This is true. Despite its popular reputation as a Web 2.0 wonderland, Wikipedia is not a democracy. But the totalitarian attitudes of the site's ruling clique go much further than Jimbo cares to acknowledge.
In early September, the Wikipedia inner circle banned edits from 1,000 homes and one massive online retailer in an attempt to suppress the voice of one man.
His name is Judd Bagley, and when the ban came down, he hadn't edited Wikipedia in over a year. He was merely writing about the site, from his own domain. The Wikipedia elite blacklisted Judd Bagley because he accused them of using their powers to hijack reality.
Talk of Wikipedia admins trying to seize "the truth" may sound familiar. Famously, comedian Stephen Colbert has poked more than a few holes in the site's commitment to democratic consensus, making fun of its efforts to clamp down on edits deemed less than factual. And the web is still abuzz over the secret mailing list used by top administrators to silence inconvenient voices.

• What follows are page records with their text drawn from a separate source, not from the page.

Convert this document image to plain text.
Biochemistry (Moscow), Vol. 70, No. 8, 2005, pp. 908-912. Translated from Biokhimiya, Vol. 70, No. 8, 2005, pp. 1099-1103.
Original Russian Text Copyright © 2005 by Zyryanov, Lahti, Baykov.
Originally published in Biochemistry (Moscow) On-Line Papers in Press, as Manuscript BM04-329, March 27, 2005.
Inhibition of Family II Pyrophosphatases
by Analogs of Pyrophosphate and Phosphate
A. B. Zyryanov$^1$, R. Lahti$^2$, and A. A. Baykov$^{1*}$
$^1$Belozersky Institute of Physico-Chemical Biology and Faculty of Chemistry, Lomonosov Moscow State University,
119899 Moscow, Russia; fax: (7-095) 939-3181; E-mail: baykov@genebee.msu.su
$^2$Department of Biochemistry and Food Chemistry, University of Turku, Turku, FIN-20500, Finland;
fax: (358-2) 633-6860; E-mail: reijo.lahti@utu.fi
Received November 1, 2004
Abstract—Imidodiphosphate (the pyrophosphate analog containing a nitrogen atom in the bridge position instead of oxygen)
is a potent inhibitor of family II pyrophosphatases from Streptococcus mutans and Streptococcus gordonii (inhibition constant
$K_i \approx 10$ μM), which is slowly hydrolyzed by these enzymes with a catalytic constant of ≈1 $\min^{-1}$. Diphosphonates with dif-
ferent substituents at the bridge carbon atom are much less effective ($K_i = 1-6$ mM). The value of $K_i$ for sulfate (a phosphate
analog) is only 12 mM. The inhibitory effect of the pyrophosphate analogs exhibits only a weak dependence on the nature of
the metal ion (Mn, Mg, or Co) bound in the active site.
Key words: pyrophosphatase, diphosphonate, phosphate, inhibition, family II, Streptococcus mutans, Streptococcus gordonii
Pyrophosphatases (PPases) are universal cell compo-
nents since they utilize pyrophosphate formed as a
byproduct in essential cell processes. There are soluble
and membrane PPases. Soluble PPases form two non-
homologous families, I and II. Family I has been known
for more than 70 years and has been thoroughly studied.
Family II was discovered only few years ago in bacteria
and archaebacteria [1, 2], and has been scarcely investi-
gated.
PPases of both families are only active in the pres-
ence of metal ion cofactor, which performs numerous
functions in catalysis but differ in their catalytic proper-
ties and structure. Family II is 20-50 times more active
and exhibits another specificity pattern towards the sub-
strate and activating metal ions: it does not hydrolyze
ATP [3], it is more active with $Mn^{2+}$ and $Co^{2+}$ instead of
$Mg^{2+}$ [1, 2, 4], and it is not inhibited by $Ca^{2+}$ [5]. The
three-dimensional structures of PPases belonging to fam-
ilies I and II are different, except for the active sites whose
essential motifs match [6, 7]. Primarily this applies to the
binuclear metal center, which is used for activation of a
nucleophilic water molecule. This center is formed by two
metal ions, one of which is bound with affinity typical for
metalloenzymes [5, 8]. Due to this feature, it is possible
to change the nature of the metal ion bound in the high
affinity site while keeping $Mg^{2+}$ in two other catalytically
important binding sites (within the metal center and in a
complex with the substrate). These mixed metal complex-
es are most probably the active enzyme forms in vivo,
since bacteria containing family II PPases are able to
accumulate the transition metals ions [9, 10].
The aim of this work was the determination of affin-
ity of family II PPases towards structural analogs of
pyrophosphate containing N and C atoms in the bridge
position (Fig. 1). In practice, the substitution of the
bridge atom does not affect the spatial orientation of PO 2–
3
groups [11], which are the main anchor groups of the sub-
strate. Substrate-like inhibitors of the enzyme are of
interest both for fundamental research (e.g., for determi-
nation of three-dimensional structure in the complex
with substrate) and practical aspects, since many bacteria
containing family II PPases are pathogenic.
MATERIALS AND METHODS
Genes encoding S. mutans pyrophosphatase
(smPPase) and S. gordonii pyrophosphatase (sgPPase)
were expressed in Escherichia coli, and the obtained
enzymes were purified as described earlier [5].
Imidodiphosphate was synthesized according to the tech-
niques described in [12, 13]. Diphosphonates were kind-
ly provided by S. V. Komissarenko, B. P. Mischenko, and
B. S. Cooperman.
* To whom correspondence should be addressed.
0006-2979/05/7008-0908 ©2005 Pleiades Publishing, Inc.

But what happens when, say, the Wikipedia elite decides to take a topic as weighty as the health of US financial markets under its control without informing the public of its decision?
How far will Wikipedia's arbiters of truth go? Come with us down the rabbit hole.
One thousand innocent bystanders
One sleepy evening this October, Cory Hogan stumbled onto Wikipedia while trawling the web for information on US Vice President Dick Cheney. He read the site's extensive screed on the curmudgeonly veep, and before he knew it, he was inclined to contribute his own thoughts to the discussion. But when he clicked on the "edit this page" tab, he was told he wasn't allowed.
A rather menacing message filled his web browser, announcing that Wikipedia edits were forbidden from his IP address. His address, the message said, was a favorite "open proxy" of Judd Bagley and Overstock.com.
Wikipedia bans Traverse Mountain, Utah
Cory Hogan shares his IP range with about 1,000 other homes in Traverse Mountain, Utah, a neighborhood twenty miles south of Salt Lake City, and one of those homes belongs to Judd Bagley. The two men live within two blocks of each other, and they're members of the same church.
When that message turned up on Wikipedia, Hogan's first thought was that Bagley was some sort of shady political henchman for the Vice President of the United States. But the truth is far stranger.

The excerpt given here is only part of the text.